This residential project infuses new life into a longstanding, commercial neighborhood, combining dynamic interplays of form and materiality, hierarchy and scale.
2000 Bell Street will be integral to the redevelopment of National Landing, the location of Amazon’s new headquarters just outside Washington, D.C. in Virginia’s Crystal City. Its ambition echoes the client’s desire to foster a vibrant, architecturally distinct environment that comprises offices, apartments, and hotels, adding new character to an area of outdated building stock in an effort to revitalize – rather than rescind – the existing landscape.
The building’s design instills its urban fabric with renewed energy, starting with its articulate massing and façade expression. Along South Bell Street, the tower’s street wall relates to the human scale of the pedestrian. Its angled glass and intricate stone fenestration evoke greater intimacy with the ground plane, coupled with an interior, open-air courtyard at the lobby level that welcomes visitors and residents alike. Along the highway, the tower massing is taller and proud of the existing street wall. Its glass renders vertically, defining the wall as more iconic or monumental in relation to the Richmond Parkway. In both cases, the dynamic glass facades offer energetic texture and scale within a canyon of mostly uniform precast buildings.

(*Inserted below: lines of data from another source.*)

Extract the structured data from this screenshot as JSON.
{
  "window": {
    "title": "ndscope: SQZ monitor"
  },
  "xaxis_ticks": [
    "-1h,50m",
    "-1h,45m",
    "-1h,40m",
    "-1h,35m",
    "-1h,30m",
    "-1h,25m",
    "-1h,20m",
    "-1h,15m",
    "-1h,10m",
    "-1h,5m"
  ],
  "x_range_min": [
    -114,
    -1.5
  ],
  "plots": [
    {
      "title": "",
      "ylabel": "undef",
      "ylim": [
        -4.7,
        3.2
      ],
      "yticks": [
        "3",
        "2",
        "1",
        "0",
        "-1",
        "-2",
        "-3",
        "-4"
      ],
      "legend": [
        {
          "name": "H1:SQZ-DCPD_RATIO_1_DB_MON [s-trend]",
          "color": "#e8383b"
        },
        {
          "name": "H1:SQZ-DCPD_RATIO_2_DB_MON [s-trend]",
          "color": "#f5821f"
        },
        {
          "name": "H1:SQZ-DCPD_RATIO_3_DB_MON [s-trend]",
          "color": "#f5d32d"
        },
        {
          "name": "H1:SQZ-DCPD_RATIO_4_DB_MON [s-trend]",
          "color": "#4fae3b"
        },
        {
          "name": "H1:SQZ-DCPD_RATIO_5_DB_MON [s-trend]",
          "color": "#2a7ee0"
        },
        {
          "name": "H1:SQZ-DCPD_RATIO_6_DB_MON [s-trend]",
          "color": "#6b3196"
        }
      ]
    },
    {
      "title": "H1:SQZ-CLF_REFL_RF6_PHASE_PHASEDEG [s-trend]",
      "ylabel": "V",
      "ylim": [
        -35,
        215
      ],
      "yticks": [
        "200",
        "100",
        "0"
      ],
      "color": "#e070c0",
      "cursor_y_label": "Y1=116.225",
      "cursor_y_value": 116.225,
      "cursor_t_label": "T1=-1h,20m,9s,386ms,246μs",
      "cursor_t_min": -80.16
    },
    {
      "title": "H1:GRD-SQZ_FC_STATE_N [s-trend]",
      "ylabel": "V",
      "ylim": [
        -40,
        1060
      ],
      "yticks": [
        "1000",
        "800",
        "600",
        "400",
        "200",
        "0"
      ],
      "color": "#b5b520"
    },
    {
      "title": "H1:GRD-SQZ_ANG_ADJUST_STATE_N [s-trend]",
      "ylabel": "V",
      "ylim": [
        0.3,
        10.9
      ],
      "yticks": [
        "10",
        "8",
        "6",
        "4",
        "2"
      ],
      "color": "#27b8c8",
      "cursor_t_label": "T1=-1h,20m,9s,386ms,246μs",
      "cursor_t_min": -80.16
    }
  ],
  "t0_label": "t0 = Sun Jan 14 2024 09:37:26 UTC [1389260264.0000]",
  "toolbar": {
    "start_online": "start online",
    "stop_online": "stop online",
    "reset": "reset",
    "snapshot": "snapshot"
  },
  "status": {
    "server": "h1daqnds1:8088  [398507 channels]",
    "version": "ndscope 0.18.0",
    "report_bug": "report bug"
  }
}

This effect translates to the project’s emphasis on the indoor-outdoor experience of its architecture, crowned by three terrace level opportunities. The rooftop amenity offers an east and west meeting space with connection to a southern facing pool and deck; the intermediate terraces elevates residents to experience urban density and views of the city and DC monuments; and finally, the garden terraces cater to the townhouse-like residential units. The form of the building maximizes corners so that many of the apartments can enjoy outdoor space as well.